February 3, 2014

Re-imagining the Where, When, and How of Educational Practice

Categories: Digital Learning, Educational Practice
students using multi touch screen on wall

“Well, I guess in all honesty I would have to say that I never knew nor did I ever hear of anybody that money didn’t change.” (Cormac McCarthy, No Country For Old Men)

Last month, I was at Bett, the annual educational technology and training show. It was a feast for the senses: I saw higher-pixel displays that supposedly ‘improve learning,’ multi-touch screens to ‘transform educational experiences,’ and (of course!) tablet devices were presented as a panacea for, well, everything.

The irony was that the venue was simultaneously hosting the EAG Amusement and Leisure Show. If it wasn’t for the G4S staff scanning my badge to approve or deny entry to certain places, I’m sure there would have been times where I wouldn’t have known whether to turn left or right. Shiny, shiny technology was everywhere and it was difficult to find the signal amongst the noise.

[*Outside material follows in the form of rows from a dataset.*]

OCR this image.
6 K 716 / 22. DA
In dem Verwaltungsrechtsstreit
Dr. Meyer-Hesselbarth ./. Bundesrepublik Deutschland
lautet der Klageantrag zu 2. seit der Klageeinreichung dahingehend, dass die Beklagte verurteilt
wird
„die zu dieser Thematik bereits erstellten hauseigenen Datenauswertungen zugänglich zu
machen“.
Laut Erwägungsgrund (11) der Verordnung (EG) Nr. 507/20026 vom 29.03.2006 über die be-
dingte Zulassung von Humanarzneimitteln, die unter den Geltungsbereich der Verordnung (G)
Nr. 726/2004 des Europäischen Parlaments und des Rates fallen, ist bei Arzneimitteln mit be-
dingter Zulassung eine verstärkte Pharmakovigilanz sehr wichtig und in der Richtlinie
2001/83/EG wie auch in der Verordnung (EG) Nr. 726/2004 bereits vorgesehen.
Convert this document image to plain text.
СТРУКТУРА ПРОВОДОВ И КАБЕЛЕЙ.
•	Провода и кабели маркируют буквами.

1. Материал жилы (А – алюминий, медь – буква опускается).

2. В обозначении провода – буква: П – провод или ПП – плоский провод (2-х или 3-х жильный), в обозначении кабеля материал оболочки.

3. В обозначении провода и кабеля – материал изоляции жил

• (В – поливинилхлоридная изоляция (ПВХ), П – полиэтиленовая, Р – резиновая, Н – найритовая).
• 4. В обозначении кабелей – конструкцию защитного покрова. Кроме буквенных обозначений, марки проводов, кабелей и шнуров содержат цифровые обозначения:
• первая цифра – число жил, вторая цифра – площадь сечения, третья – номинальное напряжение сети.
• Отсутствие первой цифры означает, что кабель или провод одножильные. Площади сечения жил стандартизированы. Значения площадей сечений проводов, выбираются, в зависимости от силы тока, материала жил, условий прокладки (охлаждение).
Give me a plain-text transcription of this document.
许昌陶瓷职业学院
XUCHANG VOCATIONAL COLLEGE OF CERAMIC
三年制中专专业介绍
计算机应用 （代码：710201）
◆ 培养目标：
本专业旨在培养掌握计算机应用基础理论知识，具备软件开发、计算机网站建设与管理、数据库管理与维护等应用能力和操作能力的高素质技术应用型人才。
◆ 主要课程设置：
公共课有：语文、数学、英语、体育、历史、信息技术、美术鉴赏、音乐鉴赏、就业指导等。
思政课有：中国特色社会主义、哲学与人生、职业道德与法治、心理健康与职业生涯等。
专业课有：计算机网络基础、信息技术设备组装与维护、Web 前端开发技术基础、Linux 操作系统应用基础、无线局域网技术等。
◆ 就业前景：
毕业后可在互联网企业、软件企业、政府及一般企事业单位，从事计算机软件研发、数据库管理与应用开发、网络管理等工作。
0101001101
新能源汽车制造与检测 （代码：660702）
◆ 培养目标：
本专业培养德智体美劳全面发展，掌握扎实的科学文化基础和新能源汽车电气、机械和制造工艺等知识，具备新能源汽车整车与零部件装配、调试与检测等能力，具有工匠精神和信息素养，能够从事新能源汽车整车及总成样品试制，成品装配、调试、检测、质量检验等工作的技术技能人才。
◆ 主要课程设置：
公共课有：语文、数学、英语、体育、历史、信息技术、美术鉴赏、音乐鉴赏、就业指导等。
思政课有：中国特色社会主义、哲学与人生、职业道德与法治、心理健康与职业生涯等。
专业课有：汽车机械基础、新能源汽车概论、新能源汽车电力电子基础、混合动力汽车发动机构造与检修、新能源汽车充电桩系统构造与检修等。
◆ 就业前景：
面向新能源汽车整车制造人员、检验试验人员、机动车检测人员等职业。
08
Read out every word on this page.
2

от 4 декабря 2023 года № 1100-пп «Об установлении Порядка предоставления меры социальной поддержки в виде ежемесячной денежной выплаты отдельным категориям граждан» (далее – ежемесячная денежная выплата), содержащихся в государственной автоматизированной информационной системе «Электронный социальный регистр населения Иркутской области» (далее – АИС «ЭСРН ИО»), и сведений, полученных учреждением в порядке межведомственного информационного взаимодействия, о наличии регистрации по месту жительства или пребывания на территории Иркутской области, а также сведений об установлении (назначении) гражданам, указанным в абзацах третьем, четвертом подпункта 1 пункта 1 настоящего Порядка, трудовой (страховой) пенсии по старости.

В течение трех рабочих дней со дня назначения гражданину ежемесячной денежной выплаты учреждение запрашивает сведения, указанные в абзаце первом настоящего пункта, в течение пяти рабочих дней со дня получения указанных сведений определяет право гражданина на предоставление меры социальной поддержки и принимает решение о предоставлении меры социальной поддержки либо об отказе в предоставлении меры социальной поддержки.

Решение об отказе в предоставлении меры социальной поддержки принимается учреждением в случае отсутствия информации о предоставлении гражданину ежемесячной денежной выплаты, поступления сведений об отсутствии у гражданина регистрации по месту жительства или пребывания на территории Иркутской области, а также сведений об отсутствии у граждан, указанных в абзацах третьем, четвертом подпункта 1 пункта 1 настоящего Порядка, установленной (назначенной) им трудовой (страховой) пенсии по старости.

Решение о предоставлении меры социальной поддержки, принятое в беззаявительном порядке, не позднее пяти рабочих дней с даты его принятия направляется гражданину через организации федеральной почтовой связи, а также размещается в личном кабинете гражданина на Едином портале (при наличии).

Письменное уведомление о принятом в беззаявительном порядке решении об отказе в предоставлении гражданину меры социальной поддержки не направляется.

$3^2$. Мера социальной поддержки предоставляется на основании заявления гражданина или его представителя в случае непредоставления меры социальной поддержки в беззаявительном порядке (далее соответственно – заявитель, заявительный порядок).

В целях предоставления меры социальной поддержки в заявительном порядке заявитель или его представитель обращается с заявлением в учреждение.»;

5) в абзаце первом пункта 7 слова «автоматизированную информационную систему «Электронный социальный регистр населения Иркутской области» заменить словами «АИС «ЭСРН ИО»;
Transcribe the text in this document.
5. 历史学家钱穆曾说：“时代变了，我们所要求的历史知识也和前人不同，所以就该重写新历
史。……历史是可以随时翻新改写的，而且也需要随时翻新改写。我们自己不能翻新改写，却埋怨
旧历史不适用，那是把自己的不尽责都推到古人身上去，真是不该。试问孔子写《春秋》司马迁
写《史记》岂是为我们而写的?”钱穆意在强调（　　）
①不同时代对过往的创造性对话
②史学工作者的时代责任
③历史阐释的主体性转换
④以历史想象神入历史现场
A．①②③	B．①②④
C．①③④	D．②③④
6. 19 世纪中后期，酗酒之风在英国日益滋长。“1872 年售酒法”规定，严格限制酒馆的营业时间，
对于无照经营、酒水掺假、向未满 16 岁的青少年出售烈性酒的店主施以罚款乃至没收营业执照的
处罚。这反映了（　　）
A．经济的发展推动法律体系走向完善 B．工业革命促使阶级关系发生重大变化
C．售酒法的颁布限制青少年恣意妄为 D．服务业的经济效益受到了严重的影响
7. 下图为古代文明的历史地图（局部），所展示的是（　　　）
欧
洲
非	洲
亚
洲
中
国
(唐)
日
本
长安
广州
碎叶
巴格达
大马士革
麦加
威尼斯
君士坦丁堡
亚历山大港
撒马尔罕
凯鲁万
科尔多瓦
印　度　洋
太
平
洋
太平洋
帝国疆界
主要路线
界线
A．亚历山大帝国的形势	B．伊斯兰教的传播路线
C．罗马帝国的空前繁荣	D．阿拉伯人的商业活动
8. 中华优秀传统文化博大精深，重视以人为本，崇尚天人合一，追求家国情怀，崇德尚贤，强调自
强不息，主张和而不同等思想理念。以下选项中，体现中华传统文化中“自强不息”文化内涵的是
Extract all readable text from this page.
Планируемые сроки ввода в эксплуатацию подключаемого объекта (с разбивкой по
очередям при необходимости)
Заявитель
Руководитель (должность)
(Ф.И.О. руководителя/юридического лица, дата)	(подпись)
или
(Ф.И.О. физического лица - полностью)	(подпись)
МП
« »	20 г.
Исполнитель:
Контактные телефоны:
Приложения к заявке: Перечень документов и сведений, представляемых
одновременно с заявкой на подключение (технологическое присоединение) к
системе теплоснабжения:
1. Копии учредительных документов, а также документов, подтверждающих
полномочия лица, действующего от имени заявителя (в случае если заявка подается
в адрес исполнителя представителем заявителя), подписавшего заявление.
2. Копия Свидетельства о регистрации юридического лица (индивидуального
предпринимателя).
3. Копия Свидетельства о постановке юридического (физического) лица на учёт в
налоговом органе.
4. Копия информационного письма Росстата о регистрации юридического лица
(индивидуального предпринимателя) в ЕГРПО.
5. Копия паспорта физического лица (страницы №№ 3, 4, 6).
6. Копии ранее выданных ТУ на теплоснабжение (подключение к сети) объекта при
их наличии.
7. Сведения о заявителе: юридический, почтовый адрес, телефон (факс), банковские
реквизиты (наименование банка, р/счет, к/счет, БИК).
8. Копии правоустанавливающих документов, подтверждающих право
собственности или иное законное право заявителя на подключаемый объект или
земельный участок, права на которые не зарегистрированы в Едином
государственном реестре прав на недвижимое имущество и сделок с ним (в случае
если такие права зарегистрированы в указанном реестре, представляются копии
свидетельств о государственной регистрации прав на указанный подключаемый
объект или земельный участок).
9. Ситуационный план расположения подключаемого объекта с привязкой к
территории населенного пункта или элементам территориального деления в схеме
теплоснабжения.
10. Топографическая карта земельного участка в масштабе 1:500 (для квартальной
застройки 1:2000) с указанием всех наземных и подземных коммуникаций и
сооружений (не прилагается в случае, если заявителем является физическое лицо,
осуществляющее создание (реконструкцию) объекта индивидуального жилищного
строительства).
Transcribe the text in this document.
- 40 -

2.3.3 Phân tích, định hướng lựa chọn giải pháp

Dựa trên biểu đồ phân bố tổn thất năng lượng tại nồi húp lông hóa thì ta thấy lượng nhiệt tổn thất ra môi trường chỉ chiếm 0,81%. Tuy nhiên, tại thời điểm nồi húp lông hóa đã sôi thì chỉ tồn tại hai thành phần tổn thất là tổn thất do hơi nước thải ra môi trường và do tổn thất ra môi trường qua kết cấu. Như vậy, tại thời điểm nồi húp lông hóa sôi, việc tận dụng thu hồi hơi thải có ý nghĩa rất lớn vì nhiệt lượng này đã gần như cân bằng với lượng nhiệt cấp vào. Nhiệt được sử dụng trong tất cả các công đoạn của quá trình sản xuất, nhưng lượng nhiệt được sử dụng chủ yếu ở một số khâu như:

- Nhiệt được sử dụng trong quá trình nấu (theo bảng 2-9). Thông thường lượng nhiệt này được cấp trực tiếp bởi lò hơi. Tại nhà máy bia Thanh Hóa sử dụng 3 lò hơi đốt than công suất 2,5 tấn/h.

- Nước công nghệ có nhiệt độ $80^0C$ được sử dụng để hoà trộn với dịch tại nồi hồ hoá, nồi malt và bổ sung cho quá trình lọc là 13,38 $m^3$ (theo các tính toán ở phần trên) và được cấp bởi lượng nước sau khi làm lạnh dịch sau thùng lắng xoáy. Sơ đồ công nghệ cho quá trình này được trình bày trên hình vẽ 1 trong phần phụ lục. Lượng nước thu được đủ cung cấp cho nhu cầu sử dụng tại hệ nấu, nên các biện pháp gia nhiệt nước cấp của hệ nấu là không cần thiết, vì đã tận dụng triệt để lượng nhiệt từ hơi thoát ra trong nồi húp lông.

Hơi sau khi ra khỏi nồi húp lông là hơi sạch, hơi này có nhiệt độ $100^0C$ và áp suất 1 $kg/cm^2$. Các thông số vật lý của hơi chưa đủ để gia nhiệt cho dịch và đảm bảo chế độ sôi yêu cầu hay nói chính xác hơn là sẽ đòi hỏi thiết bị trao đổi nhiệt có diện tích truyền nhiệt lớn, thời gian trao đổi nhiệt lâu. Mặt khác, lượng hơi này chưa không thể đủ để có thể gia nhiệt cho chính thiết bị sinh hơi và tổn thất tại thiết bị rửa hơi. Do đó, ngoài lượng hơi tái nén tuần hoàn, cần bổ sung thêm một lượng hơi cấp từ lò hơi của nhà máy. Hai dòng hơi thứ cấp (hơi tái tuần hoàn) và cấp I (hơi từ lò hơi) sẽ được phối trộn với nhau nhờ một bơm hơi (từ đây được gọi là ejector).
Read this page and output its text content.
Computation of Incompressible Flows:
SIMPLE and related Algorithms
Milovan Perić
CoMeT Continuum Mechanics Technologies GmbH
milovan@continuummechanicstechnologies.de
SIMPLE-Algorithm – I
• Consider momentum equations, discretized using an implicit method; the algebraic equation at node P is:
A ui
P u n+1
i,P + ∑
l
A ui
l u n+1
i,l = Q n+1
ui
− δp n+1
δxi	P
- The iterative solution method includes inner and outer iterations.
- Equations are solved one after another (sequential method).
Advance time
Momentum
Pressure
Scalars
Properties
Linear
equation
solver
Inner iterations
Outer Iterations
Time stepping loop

As a former director of e-Learning and someone who works for Mozilla, I’m a big fan of technology. I want everything to be faster, better, and cheaper. But, too often, the devices I see at places like Bett are presented as inevitable — that they will march, regardless of context, into our homes, classrooms, and pockets. While I’m well aware of the ways devices can powerfully augment educational practice, I’d want to simultaneously reject the view that whatever comes out of Silicon Valley should be welcomed with open arms by educators. Human relationships and flourishing should come first, with ‘shareholder value’ not part of the narrative. We need to filter away the noise to focus on the signal.

There is, these days, much talk of ‘disruption’ — a word that the Oxford English Dictionary defines as “the action of rending or bursting asunder; violent dissolution of continuity; forcible severance.” That might be attractive if you’re an aggressive startup looking to reconfigure a market for a piece of the action (read: money). However, it’s less attractive if you’re a student, teacher, or parent with a stake in the success of the educational system. Not everything, after all, is a market.

The priority here in education, formal or informal, should be upon facilitating learning, not finding ways to use the latest technology that comes along. While there’s an undoubted thrill in, for example, finding ways to use something like Google Glass, we as educators shouldn’t feel pressure to do so merely because it exists. We should focus on creating learning environments that integrate technology use, not throw the baby out with the bathwater in the name of ‘disruption.’ Education isn’t broken, it’s just being systematically defunded in order to let private providers ‘save the day.’

Audrey Watters has already done a great job of ripping into the eschatology of ‘disruptive innovation‘:

“People seemingly love to believe in the ‘end of the world as we know it’ stories — for reasons that have to do with both the horrors of the now and the heaven of the future. Many cultures (and Silicon Valley is, despite its embrace of science and technology, no different here) tell a story that predicts some sort of cataclysmic event(s) that will bring about a radical cultural (economic, political) transformation and, eventually, some sort of paradise.”

The difficulty is the amount of money involved in mass education now that it has been opened up to ‘the market.’ We’ve become accustomed to the constant drip feed of technology to ‘transform learning.. We need to keep our eyes on the prize of progressive pedagogies that, yes, seek to integrate technology into learning — but ensure these experiences aren’t driven by the technology itself. It’s increasingly difficult to focus on the signal of pedagogy when there’s so much ‘noise’ of shiny, shiny educational technology. However, it’s also part of the emerging skillset of the 21st century educator.

If Bett is at one end of the spectrum, then I would put the annual DML Conference at the other. Bett is the place to find out about new educational technologies, while DML is somewhere to talk about them as part of a wider narrative. It’s a place to critique technology, to think about their affordances and effects. To discuss who’s included and who’s excluded from wider conversations. This year, the conference is March 6-8 in Boston with the theme of ‘Connecting Practices.’

I’ve had the privilege of some fantastic conversations at the DML Conference – and not all of them were scheduled. I remember back in 2012 when Cathy Davidson led an impromptu ‘Occupy’ session in the hallways. It was attended by well over 100 people. I remember presenting to almost 1,000 people on the purpose(s) of education. And, I remember fondly the enthusiasm with which the launch of Open Badges v1.0 was received last year. If you’re an educator who’s interested in a more holistic vision of what educational technology can do, I’d encourage you to attend (or at least follow) the conference.